Tuesday, October 19, 2010

Microsoft: IE9's Graphics Acceleration Better Than Chrome and Firefox

Since November of last year, one of Microsoft's big themes for Internet Explorer 9 has been "graphics hardware acceleration" using Windows DirectX. Just last week, Mozilla's Firefox 4 beta turned on graphics hardware acceleration by default. And last March, the Google Chrome team announced its ANGLE project to do something similar, while just last week a Google engineer blogged about Chrome 7 including graphics acceleration.

In response, Microsoft's Program Manager Lead for Web Graphics, Ted Johnson, has just posted on the IEblog, claiming that while other browser may be starting to implement graphics hardware acceleration, only IE9's is "full."

In the blog post, Johnson claims that IE9 graphics hardware acceleration works with "everything on every Web page—text, images, backgrounds, borders, SVG content, HTML5 video and audio—using the Windows DirectX graphics APIs. With Platform Preview 3 in July, IE9 introduced a hardware-accelerated HTML5 canvas." The competing API for web graphics, WebGL, only accelerates that last, and Google's ANGLE (Almost Native Graphics Layer Engine) project is only concerned with translating some WebGL code to display using Windows DirectX, which enjoys far more support on today's PC hardware.

Why is using graphics hardware so important? Because the graphics processor and memory are much faster at manipulating images like those the browser has to display on-screen. Microsoft has demonstrated this on its IE9 Test Drive site site with several test pages showing spinning logos and animated fish-tank visuals. The tests report frames-per-second, a common measure of graphics performance, especially for 3D games. In my quick test of the new Firefox 4 beta 5, I found that it's graphics acceleration indeed bumped its performance on the fish demo slightly above that of the IE9 Platform Preview, but the spinning logo's demo still trailed significantly.

Mozilla, too, has provided a demo that tests graphics acceleration, and running this in Google Chrome 6 shows that browser's potential Achilles heel: It delivered 4 frames per second. Firefox 4 beta 5 came in at 91, while the IE9 platform preview showed 67 frames per second. IE Test Drive's Psychedelic Browsing demo showed a similar skew: Chrome 6 clocked 50 revolutions per minute, compared with Firefox's 1774 and IE9 Platform Preview's 1810. Another test showing an animated font enlargement performed smoothly in IE9, nearly as smoothly in Firefox 4 beta, but jerkily in Chrome 6.

Why is that?

Microsoft claims it's because their nascent browser is using graphics hardware to accelerate page composition and the final desktop window composition as well as just content rendering. According to Johnson, "Based on their blog posts, the hardware-accelerated implementations of other browsers generally accelerate one phase or the other, but not yet both."

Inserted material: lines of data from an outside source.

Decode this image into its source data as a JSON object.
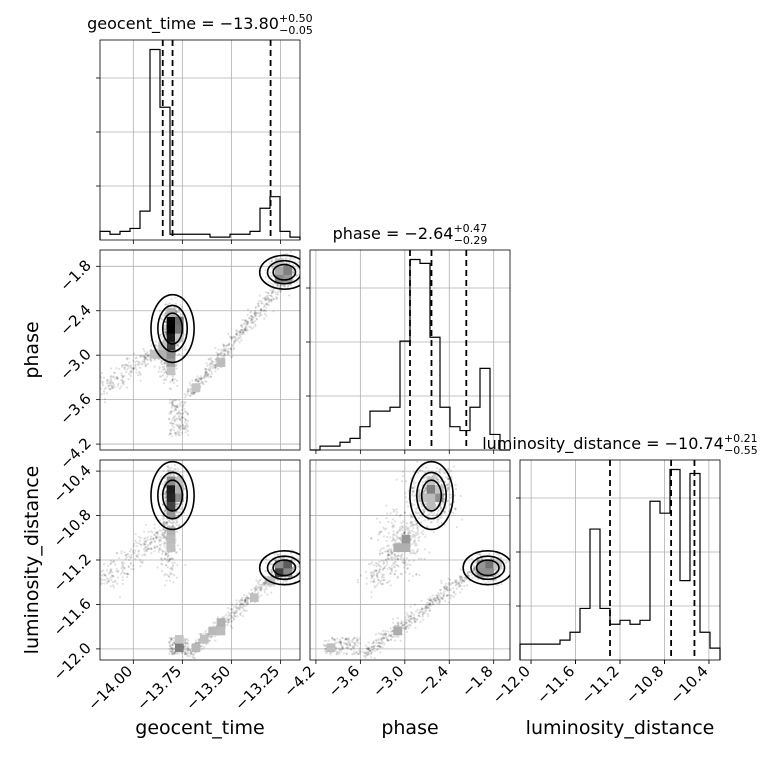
{
  "chart_data": {
    "type": "corner",
    "parameters": [
      "geocent_time",
      "phase",
      "luminosity_distance"
    ],
    "ranges": {
      "geocent_time": [
        -14.17,
        -13.15
      ],
      "phase": [
        -4.28,
        -1.58
      ],
      "luminosity_distance": [
        -12.1,
        -10.3
      ]
    },
    "ticks": {
      "geocent_time": [
        -14.0,
        -13.75,
        -13.5,
        -13.25
      ],
      "phase": [
        -4.2,
        -3.6,
        -3.0,
        -2.4,
        -1.8
      ],
      "luminosity_distance": [
        -12.0,
        -11.6,
        -11.2,
        -10.8,
        -10.4
      ]
    },
    "tick_labels": {
      "geocent_time": [
        "−14.00",
        "−13.75",
        "−13.50",
        "−13.25"
      ],
      "phase": [
        "−4.2",
        "−3.6",
        "−3.0",
        "−2.4",
        "−1.8"
      ],
      "luminosity_distance": [
        "−12.0",
        "−11.6",
        "−11.2",
        "−10.8",
        "−10.4"
      ]
    },
    "titles": [
      {
        "param": "geocent_time",
        "label": "geocent_time = −13.80",
        "sup": "+0.50",
        "sub": "−0.05"
      },
      {
        "param": "phase",
        "label": "phase = −2.64",
        "sup": "+0.47",
        "sub": "−0.29"
      },
      {
        "param": "luminosity_distance",
        "label": "luminosity_distance = −10.74",
        "sup": "+0.21",
        "sub": "−0.55"
      }
    ],
    "quantiles": {
      "geocent_time": [
        -13.85,
        -13.8,
        -13.3
      ],
      "phase": [
        -2.93,
        -2.64,
        -2.17
      ],
      "luminosity_distance": [
        -11.29,
        -10.74,
        -10.53
      ]
    },
    "histograms": {
      "geocent_time": {
        "edges": [
          -14.17,
          -14.119,
          -14.068,
          -14.017,
          -13.966,
          -13.915,
          -13.864,
          -13.813,
          -13.762,
          -13.711,
          -13.66,
          -13.609,
          -13.558,
          -13.507,
          -13.456,
          -13.405,
          -13.354,
          -13.303,
          -13.252,
          -13.201,
          -13.15
        ],
        "counts": [
          3,
          2,
          3,
          4,
          10,
          66,
          46,
          2,
          2,
          2,
          2,
          1,
          1,
          2,
          2,
          3,
          11,
          15,
          3,
          1
        ]
      },
      "phase": {
        "edges": [
          -4.28,
          -4.145,
          -4.01,
          -3.875,
          -3.74,
          -3.605,
          -3.47,
          -3.335,
          -3.2,
          -3.065,
          -2.93,
          -2.795,
          -2.66,
          -2.525,
          -2.39,
          -2.255,
          -2.12,
          -1.985,
          -1.85,
          -1.715,
          -1.58
        ],
        "counts": [
          0,
          1,
          1,
          2,
          3,
          6,
          10,
          10,
          11,
          28,
          49,
          48,
          29,
          11,
          6,
          5,
          11,
          21,
          4,
          0
        ]
      },
      "luminosity_distance": {
        "edges": [
          -12.1,
          -12.01,
          -11.92,
          -11.83,
          -11.74,
          -11.65,
          -11.56,
          -11.47,
          -11.38,
          -11.29,
          -11.2,
          -11.11,
          -11.02,
          -10.93,
          -10.84,
          -10.75,
          -10.66,
          -10.57,
          -10.48,
          -10.39,
          -10.3
        ],
        "counts": [
          4,
          4,
          4,
          4,
          5,
          7,
          13,
          33,
          13,
          9,
          10,
          9,
          10,
          40,
          37,
          48,
          20,
          47,
          7,
          3
        ]
      }
    },
    "posterior_clusters": [
      {
        "geocent_time": -13.8,
        "phase": -2.64,
        "luminosity_distance": -10.62,
        "weight": 0.6
      },
      {
        "geocent_time": -13.23,
        "phase": -1.88,
        "luminosity_distance": -11.27,
        "weight": 0.2
      },
      {
        "geocent_time": -13.66,
        "phase": -3.3,
        "luminosity_distance": -11.85,
        "weight": 0.2
      }
    ],
    "grid": true
  }
}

Another reason is that Chrome and Firefox also have to support multiple platforms — Mac and Linux — in addition to Windows, so they require a translation layer (such as Chrome's ANGLE) before the content can get to DirectX. IE9, claims Johnson, uses native DirectX code, with any intervening layers.

Not only can graphics-hardware support speed up web graphics and game-type pages, but it's ideal for making video — in particular HD video — play smoothly. To someone who likes to view web TV content on a big-screen TV, this is pretty important.

Microsoft has announced the availability of the first actual beta of Internet Explorer for next Wednesday. For those how prefer to avoid the earlier Platform Preview's bare bones interface, it will be a good chance to play with the next version of Internet Explorer. And at that time, not only will we be able to see its graphics-hardware-enhanced speed, but also what's up Microsoft's sleeve in terms of a new user interface. Meanwhile, you can already head to the IE9 Test Drive site to download the Platform Preview and try out your own speed tests.